The Ellery AW16 catwalk echoed this movement. While still laced and boned, the corset belts for women in Kym Ellery's collection emphasised the outsized silhouettes and mannish tailoring the label has become known for. Ellery tops were styled with wide-legged, Japanese-style trousers and undone corsetry, while minimalist black dresses had hints of gold eyelets around the waist. Off the catwalk, Aluna Francis also proved that a corset belt doesn't necessarily translate to overt femininity. Pairing her black number with a crisp white shirt, oversized leather jacket and brogues, she offered a street-style demonstration of androgynous corsetry.
Accessorising, the minimalist way
Adding a designer belt to an outfit, especially in a corset style, risks compromising its minimalism. However, labels like Loewe and Victoria Beckham managed to solve this conundrum for AW16. Jonathan Anderson’s collection featured a neutral palette of white, tan and black, and column-like dresses with leather basques created a mature take on the trend. His Loewe accessories were a melange of decorative utilitarianism – think a brown leather belt wrapped around swathes of material, with corsets adding a hint of the warrior to sleek monochrome outfits. At Victoria Beckham, the designer raided her own wardrobe for inspiration, opting for strap-like corset tops and peplum belts with Victoria Beckham trousers in minimalist tones.
Perhaps the most infamous adopter of the look is Carine Roitfeld. For her, however, it's doctor-ordered. “My brace is a piece that I have to wear, so I’ve chosen to make it visible instead of hiding it,” Carine told Ray Siegel for her own CR Fashion Book. Worn over her idiosyncratic pencil skirt, or with a lace-topped dress, Carine’s array of belt styles and braces echoes the harnesses showcased at the Giambattista Valli Giamba AW15 show. It’s an aesthetic that has been eagerly accepted by athleisurewear labels like Alexander Wang too – braces and corsets are often styled over Alexander Wang dresses on the label's catwalks.

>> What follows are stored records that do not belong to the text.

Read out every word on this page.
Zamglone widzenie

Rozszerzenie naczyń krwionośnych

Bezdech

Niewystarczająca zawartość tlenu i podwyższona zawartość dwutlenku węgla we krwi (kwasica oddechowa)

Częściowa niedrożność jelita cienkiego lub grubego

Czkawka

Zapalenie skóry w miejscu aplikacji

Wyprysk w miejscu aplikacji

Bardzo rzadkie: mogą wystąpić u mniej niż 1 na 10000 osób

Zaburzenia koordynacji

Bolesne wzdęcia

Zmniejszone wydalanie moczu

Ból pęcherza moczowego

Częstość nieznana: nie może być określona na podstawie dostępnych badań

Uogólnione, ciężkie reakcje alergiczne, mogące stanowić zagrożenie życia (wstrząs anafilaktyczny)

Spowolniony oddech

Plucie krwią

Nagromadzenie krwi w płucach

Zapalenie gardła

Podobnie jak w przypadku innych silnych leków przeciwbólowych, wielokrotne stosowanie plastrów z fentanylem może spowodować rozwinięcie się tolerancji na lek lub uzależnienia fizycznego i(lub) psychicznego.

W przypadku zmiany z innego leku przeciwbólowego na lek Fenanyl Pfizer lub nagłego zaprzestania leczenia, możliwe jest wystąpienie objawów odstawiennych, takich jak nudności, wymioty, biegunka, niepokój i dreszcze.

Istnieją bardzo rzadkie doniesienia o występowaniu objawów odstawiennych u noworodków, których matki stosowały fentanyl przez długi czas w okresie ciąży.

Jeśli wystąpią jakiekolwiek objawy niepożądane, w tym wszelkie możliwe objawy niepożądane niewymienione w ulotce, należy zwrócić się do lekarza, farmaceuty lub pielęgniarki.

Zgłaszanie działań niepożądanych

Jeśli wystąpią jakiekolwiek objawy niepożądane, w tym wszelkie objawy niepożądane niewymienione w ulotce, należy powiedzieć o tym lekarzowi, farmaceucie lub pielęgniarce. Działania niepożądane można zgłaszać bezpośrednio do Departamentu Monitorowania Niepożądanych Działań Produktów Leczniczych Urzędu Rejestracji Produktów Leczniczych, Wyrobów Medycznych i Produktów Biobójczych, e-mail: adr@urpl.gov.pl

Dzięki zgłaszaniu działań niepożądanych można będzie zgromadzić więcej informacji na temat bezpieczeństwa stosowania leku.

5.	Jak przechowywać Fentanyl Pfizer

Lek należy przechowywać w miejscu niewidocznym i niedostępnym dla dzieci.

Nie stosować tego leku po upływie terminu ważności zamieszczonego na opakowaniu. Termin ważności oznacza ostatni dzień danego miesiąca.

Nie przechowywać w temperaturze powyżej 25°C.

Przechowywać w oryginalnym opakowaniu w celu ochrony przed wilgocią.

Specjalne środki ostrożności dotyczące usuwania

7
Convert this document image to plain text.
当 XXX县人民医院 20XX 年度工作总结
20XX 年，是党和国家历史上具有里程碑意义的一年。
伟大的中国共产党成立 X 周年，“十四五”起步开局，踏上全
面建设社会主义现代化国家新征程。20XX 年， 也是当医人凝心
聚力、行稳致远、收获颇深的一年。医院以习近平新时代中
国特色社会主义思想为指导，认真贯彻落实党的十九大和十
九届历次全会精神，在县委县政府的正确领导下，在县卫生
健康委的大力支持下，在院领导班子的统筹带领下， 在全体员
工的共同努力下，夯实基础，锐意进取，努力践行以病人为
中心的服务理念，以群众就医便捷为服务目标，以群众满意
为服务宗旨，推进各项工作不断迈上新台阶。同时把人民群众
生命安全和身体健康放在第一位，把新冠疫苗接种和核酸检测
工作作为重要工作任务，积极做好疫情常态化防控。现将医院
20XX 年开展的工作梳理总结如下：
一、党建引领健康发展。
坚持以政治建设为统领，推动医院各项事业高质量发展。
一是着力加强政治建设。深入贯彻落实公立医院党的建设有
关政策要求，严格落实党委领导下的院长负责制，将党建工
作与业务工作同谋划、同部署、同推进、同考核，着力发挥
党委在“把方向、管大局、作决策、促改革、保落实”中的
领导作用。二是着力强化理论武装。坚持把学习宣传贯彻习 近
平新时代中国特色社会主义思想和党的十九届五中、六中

Historically, corsets and belts oppressed rather than liberated women. Today, designers have transformed the garment into an accessory, rather than a structural piece. A belt pulls an outfit together and offers the wearer an armour-like finish. Whether one opts for the high-octane femininity of Balmain or the androgynous styling of Prada, corset designer belts make an ideal accessory for AW16.